EXPLORING THE WORD
Are the Books of the New Testament Accurate?
By Dillon Burroughs
What is the evidence that the books of the New Testament are accurate? The New Testament consists of 27 books written from approximately the 40s A.D. to 96 A.D. As these writings were recognized as inspired literature, devoted followers of Jesus made copies to share with other individuals and churches. Over time, the original writings would deteriorate, be destroyed, or otherwise decay. We do not have the original copies of any books of the New Testament today, but we do have ample evidence that today's New Testament is a faithful copy of what was originally written.
First, many early copies exist of the books of the New Testament. In fact, the earliest fragment of a New Testament manuscript has been dated to approximately 125 A.D. This fragment, a portion of the Gospel of John (called P46), was discovered in Alexandria, Egypt. This finding helps to strengthen the case that the original writing (which likely took place in modern day Turkey) was much earlier, pushing the original date into the first century. The first complete New Testament is Codex Sinaiticus, a manuscript found in a monastery on Mount Sinai that dates from the mid-fourth century. A second nearly-complete New Testament from the same century exists in Rome called the Codex Vaticanus. Most modern translations utilize these manuscripts along with other early finding to ensure the earliest and most accurate readings are used.

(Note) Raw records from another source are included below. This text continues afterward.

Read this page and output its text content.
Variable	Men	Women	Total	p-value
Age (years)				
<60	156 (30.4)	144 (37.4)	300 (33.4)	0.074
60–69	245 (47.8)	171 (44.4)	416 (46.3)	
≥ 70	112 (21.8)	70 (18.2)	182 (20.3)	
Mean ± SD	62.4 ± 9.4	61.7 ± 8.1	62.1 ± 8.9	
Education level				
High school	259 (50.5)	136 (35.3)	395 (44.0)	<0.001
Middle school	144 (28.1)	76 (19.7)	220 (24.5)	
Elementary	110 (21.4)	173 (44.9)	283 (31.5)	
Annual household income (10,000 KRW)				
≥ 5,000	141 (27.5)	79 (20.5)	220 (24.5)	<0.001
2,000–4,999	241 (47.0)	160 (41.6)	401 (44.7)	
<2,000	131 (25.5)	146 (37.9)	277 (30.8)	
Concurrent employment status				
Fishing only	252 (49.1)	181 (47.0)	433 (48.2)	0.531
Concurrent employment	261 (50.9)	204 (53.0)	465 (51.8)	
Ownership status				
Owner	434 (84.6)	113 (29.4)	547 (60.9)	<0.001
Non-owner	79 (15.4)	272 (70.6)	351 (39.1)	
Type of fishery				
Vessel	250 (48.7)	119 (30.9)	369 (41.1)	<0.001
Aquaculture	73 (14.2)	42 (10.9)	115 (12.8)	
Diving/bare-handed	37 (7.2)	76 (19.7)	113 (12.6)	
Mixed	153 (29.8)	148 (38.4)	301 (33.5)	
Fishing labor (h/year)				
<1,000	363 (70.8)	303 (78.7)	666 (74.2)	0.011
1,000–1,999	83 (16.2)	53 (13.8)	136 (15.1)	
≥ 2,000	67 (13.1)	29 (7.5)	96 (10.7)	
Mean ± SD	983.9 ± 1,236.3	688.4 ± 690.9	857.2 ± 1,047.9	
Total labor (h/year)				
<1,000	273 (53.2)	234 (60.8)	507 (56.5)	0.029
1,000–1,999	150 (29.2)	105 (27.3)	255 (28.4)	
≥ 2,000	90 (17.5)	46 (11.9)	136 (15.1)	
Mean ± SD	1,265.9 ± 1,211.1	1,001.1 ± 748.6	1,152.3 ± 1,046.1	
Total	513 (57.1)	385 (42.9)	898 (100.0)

Second, numerous copies exist of early New Testament manuscripts. Over 5,800 copies of New Testament writings in Greek have been discovered to date. The Center for the Study of New Testament Manuscripts has documented over 60 previously undiscovered manuscripts in recent years, claiming they have leads on even additional manuscripts unknown to modern scholarship. In addition to the Greek manuscripts, thousands of early copies exist in translation into Latin, Coptic, Syriac, Armenian, Gothic, and other languages that provide additional strength to the claim that the New Testament was early, widespread, and accurate in its transmission.

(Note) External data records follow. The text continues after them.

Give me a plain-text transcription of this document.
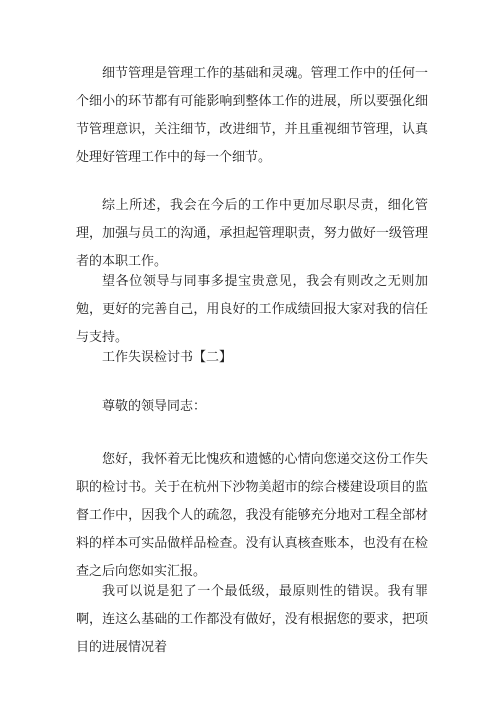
细节管理是管理工作的基础和灵魂。管理工作中的任何一个细小的环节都有可能影响到整体工作的进展，所以要强化细节管理意识，关注细节，改进细节，并且重视细节管理，认真处理好管理工作中的每一个细节。

综上所述，我会在今后的工作中更加尽职尽责，细化管理，加强与员工的沟通，承担起管理职责，努力做好一级管理者的本职工作。

望各位领导与同事多提宝贵意见，我会有则改之无则加勉，更好的完善自己，用良好的工作成绩回报大家对我的信任与支持。

工作失误检讨书【二】

尊敬的领导同志：

您好，我怀着无比愧疚和遗憾的心情向您递交这份工作失职的检讨书。关于在杭州下沙物美超市的综合楼建设项目的监督工作中，因我个人的疏忽，我没有能够充分地对工程全部材料的样本可实品做样品检查。没有认真核查账本，也没有在检查之后向您如实汇报。

我可以说是犯了一个最低级，最原则性的错误。我有罪啊，连这么基础的工作都没有做好，没有根据您的要求，把项目的进展情况着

Third, accurate copies exist of early New Testament manuscripts. While it is true there are thousands of variants among the thousands of early manuscripts, the sheer number of copies allows researchers to determine which readings are earliest and most accurate. For example, if a difference is noted in manuscripts found after a certain date, it can be determined they were not original even if the incorrect reading is found in many manuscripts. What counts is what was the original reading, not the reading found in the greatest number of manuscripts. In total, less than one percent of the New Testament text is in dispute. Even in these cases, the choices are among one or two variants, not a missing word or phrase that is unknown.
Fourth, many quotes of the New Testament writings are found in other early writings. The early church leaders frequently quoted the New Testament, starting as early as Clement of Rome in approximately 95 A.D. These quotations prove that the original writings they quote existed previous to the time of their writing.
We can know that the New Testament we read today is a faithfully preserved copy of God's inspired words. The historical facts verify that its words have not been corrupted. Many copies exist, including copies within a generation of the originals. The New Testament has been faithfully preserved to our time to change lives still today.